Across Illinois, police pensions are taking an ever-greater share of property tax dollars, leaving fewer resources for public safety.

Safety concerns are rising on the streets and aboard public transit, but taxpayers are seeing higher property tax bills with an ever-larger share going to pensions rather than protection.

Police officers receive generous pensions, and rightly so given the dangerous nature of their work. But when those benefits become overpromised – as they have become in Illinois – they undermine retirement security and reduce the amount of money available for service.

Police and fire pensions outside of Chicago reported combined liabilities of $493.1 billion in 2024. They have only 49 cents on hand for each dollar owed.

The low funding ratio isn’t because property taxes aren’t going toward pensions. In fact, in most counties more property tax revenue is going toward property taxes than in the past.

In 1996, pensions were already consuming more municipal police department property taxes than were protective services. With 59% of property tax levies dedicated to pensions, that left only 41% for protective services.

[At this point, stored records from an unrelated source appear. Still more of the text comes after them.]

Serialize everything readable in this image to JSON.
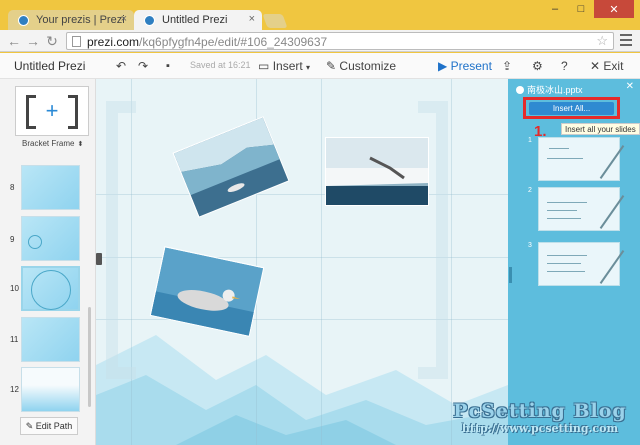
{
  "browser": {
    "tabs": [
      {
        "label": "Your prezis | Prezi",
        "close": "×"
      },
      {
        "label": "Untitled Prezi",
        "close": "×"
      }
    ],
    "window_controls": {
      "minimize": "–",
      "maximize": "□",
      "close": "✕"
    },
    "url": "prezi.com/kq6pfygfn4pe/edit/#106_24309637",
    "url_host": "prezi.com",
    "url_path": "/kq6pfygfn4pe/edit/#106_24309637"
  },
  "toolbar": {
    "title": "Untitled Prezi",
    "saved": "Saved at 16:21",
    "insert": "Insert",
    "customize": "Customize",
    "present": "Present",
    "exit": "Exit"
  },
  "sidebar": {
    "frame_label": "Bracket Frame",
    "slides": [
      {
        "num": "8"
      },
      {
        "num": "9"
      },
      {
        "num": "10"
      },
      {
        "num": "11"
      },
      {
        "num": "12"
      }
    ],
    "edit_path": "Edit Path"
  },
  "right_panel": {
    "file_name": "南极冰山.pptx",
    "insert_all": "Insert All...",
    "tooltip": "Insert all your slides",
    "annotation": "1.",
    "slides": [
      {
        "num": "1"
      },
      {
        "num": "2"
      },
      {
        "num": "3"
      }
    ]
  },
  "watermark": {
    "title": "PcSetting Blog",
    "url": "http://www.pcsetting.com"
  },
  "colors": {
    "accent": "#1f72c9",
    "panel": "#5dbddd",
    "highlight": "#e52a2a"
  }
}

Since then, the imbalance has gotten worse. Only 22 cents of every property tax dollar for municipal police departments went towards protective services in 2023. A similar pattern can be seen in counties across the state.

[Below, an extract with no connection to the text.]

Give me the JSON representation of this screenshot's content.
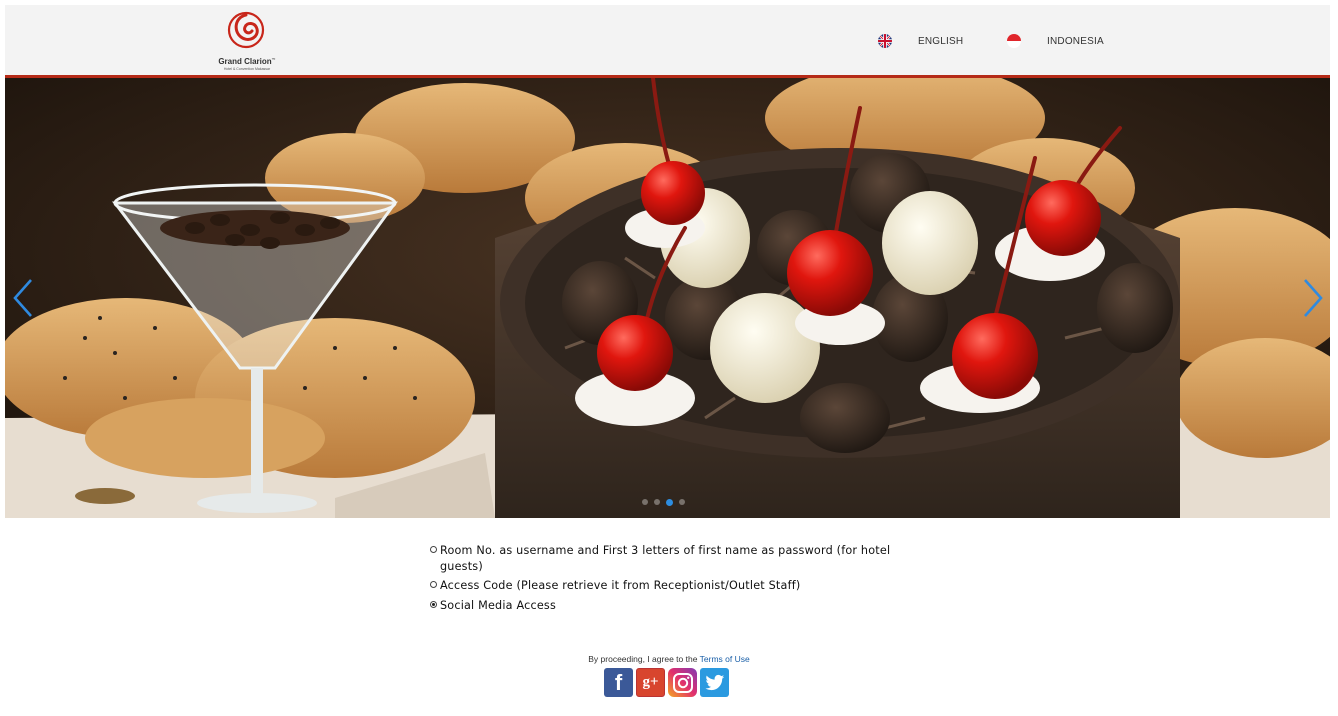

That means an increasing share of local tax dollars is being consumed by pension costs rather than the services residents rely on and think they are paying for.

At 1.83% of a home’s value each year, Illinoisans pay the highest average effective property tax rate nationwide. But higher property taxes are increasingly going to pay for pensions rather than services. Statewide, total spending for municipal police departments is up $607 million, but $513 million of that has gone to pensions and only $94 million to protective services.

But in some communities, it’s worse than that. In St. Clair and DuPage counties, the effective property tax is 2.09% – among the highest rates in the state.

Higher property taxes should lead to better-funded services, but that’s not how things have played out.

While the money going toward police pensions in St. Clair County has grown by $8.9 million, the amount going toward services has only grown $326,000. In DuPage County, $53.8 million has gone to police pensions while only $700,400 has gone to police services.

That’s 99% of property tax revenues collected for police officers going toward retirements rather than the day-to-day work of protecting the community. A similar pattern can be seen statewide.

Illinois residents are paying more while services receive less funding. That means less investment in police officers keeping the public safe and less training and equipment to keep them safe.

Illinois can’t afford to let police pension costs keep climbing. Meaningful reform – including constitutional change, local buyouts and optional 401(k)-style plans – is essential to protect residents, both from crime and further tax hikes.